Though he was absent from the congress, his great wish — the adoption of the Declaration on the Formation of the Union of Soviet Socialist Republics — was materialised. This Union originally comprised the Russian Soviet Federative Socialist Republic (RSFSR), the Ukrainian SSR, the Byelorussian SSR, and the Transcaucasian Soviet Federative Socialist Republic (TSFSR) which was later divided into the Azerbaijan SSR, Georgian SSR, and Armenian SSR. A specially equipped stand features a map of the boundaries of the Union republics, and there are also models of their emblems.
Vladimir Lenin passed away on January 21, 1924. A group of exhibits devoted to his untimely death and his funeral evoke a feeling of deep sorrow. There is a governmental communique on his death, the appeal of the Central Committee, «To the Party. To All Working People», photographs of the room in Gorki where he died, the first guard of honour at his coffin, processions of mourners in Gorki and Moscow, and newspaper articles dealing with the response of the Soviet people to the death of their head of state.

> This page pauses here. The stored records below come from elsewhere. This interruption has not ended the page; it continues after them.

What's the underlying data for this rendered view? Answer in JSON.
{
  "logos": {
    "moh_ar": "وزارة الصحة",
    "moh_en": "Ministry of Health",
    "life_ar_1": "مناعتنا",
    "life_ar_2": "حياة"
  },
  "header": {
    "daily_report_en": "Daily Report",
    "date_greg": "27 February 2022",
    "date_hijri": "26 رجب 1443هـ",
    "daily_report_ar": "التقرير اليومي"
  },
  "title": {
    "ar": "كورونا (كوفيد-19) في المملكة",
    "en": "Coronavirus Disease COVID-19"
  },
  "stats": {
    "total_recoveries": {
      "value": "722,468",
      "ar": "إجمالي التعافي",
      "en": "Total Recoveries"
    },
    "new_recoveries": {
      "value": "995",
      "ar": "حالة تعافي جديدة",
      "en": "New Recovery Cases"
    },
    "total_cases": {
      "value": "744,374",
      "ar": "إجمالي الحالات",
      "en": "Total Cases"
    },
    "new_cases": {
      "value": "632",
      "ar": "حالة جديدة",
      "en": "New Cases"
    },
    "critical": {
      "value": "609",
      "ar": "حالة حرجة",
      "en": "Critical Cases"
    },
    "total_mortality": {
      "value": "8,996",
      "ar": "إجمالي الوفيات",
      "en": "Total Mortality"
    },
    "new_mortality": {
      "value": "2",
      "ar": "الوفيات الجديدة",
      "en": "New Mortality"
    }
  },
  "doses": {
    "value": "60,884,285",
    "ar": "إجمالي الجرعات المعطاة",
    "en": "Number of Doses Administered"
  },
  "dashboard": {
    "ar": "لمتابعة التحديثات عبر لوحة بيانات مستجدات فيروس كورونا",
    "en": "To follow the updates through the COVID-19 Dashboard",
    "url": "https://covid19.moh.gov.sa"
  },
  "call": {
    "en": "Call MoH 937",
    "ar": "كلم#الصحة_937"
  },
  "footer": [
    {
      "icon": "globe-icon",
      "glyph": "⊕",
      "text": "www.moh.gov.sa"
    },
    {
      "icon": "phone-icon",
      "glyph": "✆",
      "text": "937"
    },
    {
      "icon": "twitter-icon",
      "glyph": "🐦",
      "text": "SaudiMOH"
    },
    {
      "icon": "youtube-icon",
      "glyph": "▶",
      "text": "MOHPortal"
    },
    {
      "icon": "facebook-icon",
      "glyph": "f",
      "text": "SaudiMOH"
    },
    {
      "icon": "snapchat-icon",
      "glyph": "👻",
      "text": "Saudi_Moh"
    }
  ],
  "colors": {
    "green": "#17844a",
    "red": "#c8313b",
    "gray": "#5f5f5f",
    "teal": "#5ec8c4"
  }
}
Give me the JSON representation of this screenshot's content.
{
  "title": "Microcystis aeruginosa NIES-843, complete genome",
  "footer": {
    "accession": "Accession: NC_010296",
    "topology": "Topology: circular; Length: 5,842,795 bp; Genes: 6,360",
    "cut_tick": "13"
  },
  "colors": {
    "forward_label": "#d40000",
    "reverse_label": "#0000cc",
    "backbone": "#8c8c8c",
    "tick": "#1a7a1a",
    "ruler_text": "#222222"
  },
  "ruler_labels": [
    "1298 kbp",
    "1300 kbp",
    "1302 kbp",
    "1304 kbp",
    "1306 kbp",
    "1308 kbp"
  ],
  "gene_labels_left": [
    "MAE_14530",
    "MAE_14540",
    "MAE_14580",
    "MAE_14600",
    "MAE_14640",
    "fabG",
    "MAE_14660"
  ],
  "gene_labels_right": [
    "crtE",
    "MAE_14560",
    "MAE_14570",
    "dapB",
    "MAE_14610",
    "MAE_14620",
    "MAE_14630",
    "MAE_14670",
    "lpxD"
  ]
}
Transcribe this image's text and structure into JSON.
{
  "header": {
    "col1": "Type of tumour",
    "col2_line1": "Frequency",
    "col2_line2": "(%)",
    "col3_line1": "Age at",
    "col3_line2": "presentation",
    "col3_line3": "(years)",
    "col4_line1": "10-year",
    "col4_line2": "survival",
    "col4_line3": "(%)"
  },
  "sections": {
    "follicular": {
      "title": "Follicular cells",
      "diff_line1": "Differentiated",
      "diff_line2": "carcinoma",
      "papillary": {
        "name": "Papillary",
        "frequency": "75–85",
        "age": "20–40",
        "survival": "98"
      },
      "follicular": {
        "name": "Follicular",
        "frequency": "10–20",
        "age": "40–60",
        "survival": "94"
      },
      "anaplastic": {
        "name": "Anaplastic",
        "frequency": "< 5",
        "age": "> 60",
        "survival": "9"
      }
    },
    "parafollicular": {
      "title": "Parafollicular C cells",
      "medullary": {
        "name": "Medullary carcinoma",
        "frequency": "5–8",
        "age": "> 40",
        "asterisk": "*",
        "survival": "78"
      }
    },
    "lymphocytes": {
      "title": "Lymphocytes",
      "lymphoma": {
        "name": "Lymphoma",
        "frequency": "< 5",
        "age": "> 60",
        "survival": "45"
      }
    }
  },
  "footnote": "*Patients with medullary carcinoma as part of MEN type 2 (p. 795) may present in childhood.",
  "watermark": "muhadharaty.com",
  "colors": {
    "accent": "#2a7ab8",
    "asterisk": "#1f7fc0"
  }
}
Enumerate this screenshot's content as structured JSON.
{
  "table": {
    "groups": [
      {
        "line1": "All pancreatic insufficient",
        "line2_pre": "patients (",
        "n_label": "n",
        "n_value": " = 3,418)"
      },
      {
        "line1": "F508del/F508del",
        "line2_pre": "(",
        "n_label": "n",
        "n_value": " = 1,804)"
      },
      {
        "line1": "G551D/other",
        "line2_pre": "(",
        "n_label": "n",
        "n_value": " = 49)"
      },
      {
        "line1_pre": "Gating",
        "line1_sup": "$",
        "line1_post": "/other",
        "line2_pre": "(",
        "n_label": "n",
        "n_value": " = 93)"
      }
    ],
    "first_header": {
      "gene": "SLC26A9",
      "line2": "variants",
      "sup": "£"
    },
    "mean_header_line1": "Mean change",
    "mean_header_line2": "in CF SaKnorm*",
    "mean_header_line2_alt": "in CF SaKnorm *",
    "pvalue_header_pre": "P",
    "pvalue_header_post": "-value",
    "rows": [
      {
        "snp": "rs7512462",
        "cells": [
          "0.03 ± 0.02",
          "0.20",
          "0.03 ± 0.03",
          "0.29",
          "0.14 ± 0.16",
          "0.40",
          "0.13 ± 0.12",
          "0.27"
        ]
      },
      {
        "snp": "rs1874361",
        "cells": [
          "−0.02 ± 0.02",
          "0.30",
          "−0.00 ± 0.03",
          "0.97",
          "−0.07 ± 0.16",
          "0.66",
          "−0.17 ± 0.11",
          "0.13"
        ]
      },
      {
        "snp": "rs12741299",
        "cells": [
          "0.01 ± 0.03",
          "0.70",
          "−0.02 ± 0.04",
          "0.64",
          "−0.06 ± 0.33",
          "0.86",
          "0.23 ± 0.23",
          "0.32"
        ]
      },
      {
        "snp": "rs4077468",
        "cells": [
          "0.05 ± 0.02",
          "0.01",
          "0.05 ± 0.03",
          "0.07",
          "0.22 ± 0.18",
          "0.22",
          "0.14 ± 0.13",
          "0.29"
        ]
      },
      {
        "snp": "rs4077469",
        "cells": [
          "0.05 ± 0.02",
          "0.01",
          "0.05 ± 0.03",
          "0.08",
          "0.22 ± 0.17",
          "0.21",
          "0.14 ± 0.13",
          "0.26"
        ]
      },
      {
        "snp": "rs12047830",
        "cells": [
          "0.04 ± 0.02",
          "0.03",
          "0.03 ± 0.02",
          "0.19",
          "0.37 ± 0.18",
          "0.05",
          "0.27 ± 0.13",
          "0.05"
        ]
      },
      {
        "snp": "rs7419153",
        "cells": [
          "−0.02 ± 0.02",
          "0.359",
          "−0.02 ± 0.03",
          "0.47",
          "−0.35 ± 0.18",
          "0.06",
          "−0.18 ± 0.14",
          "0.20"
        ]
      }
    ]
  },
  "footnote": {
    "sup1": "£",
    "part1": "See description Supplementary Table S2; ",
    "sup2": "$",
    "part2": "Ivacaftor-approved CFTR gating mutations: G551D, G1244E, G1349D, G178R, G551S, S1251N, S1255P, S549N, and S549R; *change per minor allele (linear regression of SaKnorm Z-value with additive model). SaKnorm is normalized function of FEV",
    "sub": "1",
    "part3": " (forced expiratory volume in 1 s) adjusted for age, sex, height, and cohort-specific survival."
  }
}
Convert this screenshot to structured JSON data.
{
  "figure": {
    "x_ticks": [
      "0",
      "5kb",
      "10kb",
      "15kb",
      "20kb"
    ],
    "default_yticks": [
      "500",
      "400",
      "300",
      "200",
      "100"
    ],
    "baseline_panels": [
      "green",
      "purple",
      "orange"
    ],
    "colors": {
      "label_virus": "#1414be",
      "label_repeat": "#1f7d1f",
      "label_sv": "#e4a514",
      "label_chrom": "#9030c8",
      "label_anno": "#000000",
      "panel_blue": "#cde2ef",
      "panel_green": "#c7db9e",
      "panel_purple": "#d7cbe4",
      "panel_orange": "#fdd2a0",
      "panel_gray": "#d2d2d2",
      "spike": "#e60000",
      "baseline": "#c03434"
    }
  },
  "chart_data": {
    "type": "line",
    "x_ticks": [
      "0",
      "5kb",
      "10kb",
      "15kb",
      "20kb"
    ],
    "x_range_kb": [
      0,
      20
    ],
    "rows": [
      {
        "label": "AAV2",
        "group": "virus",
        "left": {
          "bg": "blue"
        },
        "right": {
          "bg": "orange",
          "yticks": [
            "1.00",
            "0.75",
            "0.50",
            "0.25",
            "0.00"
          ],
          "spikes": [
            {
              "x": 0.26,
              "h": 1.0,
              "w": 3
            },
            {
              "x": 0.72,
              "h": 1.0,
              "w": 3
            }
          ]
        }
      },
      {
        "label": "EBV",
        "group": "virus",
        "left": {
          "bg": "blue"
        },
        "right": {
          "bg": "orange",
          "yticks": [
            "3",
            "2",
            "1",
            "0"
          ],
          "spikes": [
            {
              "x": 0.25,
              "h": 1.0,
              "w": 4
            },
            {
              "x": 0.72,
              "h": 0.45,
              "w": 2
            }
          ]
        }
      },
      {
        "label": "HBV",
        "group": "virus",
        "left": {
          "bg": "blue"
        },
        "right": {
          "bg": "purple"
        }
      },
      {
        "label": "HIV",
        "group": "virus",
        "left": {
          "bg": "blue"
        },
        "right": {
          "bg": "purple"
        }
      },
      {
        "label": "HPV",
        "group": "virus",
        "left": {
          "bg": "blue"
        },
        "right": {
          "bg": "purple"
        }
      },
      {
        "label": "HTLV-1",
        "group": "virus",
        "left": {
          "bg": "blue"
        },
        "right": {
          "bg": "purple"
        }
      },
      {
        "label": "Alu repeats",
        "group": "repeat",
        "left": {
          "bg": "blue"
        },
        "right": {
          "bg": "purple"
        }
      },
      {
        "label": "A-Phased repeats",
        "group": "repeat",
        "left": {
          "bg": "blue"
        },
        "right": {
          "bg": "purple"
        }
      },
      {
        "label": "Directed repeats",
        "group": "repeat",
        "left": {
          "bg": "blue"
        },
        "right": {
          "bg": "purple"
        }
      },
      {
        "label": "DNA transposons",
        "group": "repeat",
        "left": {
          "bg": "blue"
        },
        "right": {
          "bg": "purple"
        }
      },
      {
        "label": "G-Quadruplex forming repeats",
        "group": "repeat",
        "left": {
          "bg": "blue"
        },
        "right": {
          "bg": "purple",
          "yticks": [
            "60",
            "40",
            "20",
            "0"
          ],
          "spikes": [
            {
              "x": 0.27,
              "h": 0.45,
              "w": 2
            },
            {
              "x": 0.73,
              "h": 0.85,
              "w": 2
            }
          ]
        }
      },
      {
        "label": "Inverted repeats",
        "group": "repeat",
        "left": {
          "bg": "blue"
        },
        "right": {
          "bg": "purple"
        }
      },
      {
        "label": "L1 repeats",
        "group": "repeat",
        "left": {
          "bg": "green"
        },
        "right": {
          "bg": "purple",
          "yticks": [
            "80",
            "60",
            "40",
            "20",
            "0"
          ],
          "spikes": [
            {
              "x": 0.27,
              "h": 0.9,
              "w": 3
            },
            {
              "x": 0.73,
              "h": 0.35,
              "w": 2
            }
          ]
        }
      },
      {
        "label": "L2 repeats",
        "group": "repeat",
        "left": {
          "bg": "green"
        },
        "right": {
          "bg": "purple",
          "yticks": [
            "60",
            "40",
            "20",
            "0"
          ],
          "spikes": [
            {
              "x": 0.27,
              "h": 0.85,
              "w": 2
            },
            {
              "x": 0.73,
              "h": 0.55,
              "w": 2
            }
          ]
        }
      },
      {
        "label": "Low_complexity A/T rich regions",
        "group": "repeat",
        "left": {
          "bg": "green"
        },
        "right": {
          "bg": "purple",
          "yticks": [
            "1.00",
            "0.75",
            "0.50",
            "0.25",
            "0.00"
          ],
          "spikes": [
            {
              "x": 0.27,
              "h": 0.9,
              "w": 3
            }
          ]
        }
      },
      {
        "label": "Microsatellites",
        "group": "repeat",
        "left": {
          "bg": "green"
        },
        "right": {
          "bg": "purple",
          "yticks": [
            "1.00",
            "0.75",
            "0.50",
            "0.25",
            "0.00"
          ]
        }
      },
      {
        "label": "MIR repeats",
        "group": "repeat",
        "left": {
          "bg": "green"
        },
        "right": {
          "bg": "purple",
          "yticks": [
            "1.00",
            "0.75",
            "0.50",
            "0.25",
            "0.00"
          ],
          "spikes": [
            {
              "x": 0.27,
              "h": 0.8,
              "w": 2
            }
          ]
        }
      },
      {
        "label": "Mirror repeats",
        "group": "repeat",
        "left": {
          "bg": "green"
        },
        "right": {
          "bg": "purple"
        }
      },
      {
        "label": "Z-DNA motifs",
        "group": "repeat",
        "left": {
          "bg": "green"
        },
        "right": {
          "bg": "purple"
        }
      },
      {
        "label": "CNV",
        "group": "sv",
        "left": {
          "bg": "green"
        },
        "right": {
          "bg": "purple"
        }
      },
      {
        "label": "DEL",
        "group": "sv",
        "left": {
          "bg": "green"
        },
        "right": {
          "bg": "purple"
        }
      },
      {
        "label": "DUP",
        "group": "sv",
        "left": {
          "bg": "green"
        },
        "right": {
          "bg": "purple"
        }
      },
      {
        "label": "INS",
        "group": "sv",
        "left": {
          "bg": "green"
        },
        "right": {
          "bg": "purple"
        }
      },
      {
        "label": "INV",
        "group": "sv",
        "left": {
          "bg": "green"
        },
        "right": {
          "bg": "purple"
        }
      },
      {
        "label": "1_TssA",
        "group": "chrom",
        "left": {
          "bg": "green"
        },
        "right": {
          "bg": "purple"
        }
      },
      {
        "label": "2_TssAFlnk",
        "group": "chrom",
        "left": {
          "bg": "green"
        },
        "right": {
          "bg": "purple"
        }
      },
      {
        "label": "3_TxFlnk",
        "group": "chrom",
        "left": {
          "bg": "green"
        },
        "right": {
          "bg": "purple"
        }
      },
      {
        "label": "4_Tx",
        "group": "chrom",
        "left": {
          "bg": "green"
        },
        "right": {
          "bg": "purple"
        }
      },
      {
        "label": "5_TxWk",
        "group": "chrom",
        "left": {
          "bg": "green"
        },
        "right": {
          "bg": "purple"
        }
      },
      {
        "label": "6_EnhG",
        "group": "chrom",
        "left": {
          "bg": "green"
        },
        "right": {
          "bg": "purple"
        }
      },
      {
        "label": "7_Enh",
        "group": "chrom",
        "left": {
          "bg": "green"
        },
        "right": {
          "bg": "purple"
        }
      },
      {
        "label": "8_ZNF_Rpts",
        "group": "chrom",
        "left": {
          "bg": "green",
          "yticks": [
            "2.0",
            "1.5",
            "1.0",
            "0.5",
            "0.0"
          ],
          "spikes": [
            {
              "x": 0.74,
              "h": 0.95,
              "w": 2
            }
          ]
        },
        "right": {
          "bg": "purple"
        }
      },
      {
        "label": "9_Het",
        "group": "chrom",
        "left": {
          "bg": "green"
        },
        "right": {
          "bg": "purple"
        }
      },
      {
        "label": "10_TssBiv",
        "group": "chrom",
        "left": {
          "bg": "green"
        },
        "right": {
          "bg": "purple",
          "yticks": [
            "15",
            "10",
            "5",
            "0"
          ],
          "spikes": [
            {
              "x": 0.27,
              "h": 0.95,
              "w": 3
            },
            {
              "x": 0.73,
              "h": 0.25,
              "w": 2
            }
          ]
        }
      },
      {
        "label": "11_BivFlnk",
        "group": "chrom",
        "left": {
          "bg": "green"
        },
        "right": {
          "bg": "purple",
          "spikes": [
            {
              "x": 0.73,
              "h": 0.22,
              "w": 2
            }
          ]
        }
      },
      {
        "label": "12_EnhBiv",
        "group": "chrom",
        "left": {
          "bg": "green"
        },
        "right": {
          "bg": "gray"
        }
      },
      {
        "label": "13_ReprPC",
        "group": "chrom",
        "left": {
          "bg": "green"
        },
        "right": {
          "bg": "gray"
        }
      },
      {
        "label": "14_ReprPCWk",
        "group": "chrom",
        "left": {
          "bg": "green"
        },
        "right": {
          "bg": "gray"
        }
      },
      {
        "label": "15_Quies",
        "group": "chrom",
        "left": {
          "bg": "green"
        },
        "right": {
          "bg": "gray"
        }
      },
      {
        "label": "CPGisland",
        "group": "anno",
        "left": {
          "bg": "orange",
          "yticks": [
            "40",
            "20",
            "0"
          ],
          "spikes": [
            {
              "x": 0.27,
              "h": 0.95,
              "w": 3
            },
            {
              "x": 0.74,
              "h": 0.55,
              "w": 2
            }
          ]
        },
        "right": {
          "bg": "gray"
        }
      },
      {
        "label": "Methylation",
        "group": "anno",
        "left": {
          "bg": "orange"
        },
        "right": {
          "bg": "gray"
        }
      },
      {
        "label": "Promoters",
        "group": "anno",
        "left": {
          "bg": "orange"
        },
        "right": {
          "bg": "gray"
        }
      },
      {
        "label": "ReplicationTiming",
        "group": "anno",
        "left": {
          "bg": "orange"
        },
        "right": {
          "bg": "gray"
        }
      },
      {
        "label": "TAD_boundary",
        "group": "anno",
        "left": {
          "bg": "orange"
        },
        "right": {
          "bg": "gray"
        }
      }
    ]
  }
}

Here the visitor can see the model of the Lenin Mausoleum built in Moscow’s Red Square in 1930 to the design of architect Alexei Schusev, a pedestal with the plaster cast of Lenin’s death mask made by sculptor Sergei Merkurov, and wreaths from the working people of various cities.
The last section of the exhibition on the third floor deals with the ever-living Lenin’s ideas and the development of Leninism at the present stage.
Diagrams, charts, photographs, models of industrial projects and machines, and other materials demonstrate the development of Soviet industry and the implementation of Lenin’s plan for industrialisation. Many of the exhibits show the changes that have taken place in the Soviet countryside and illustrate the development of science and culture in the USSR.
A large space is devoted to documents on the achievements of the Soviet Ukraine. The internationalist nature of the Soviet state is reflected in that part of the exhibition based on the theme, «We, the Soviet People», picturing the life of the Union republics of the USSR.
Rows of showcases exhibit Lenin’s writings translated into the languages of the peoples of the USSR and the world, works which have been published in this country and abroad.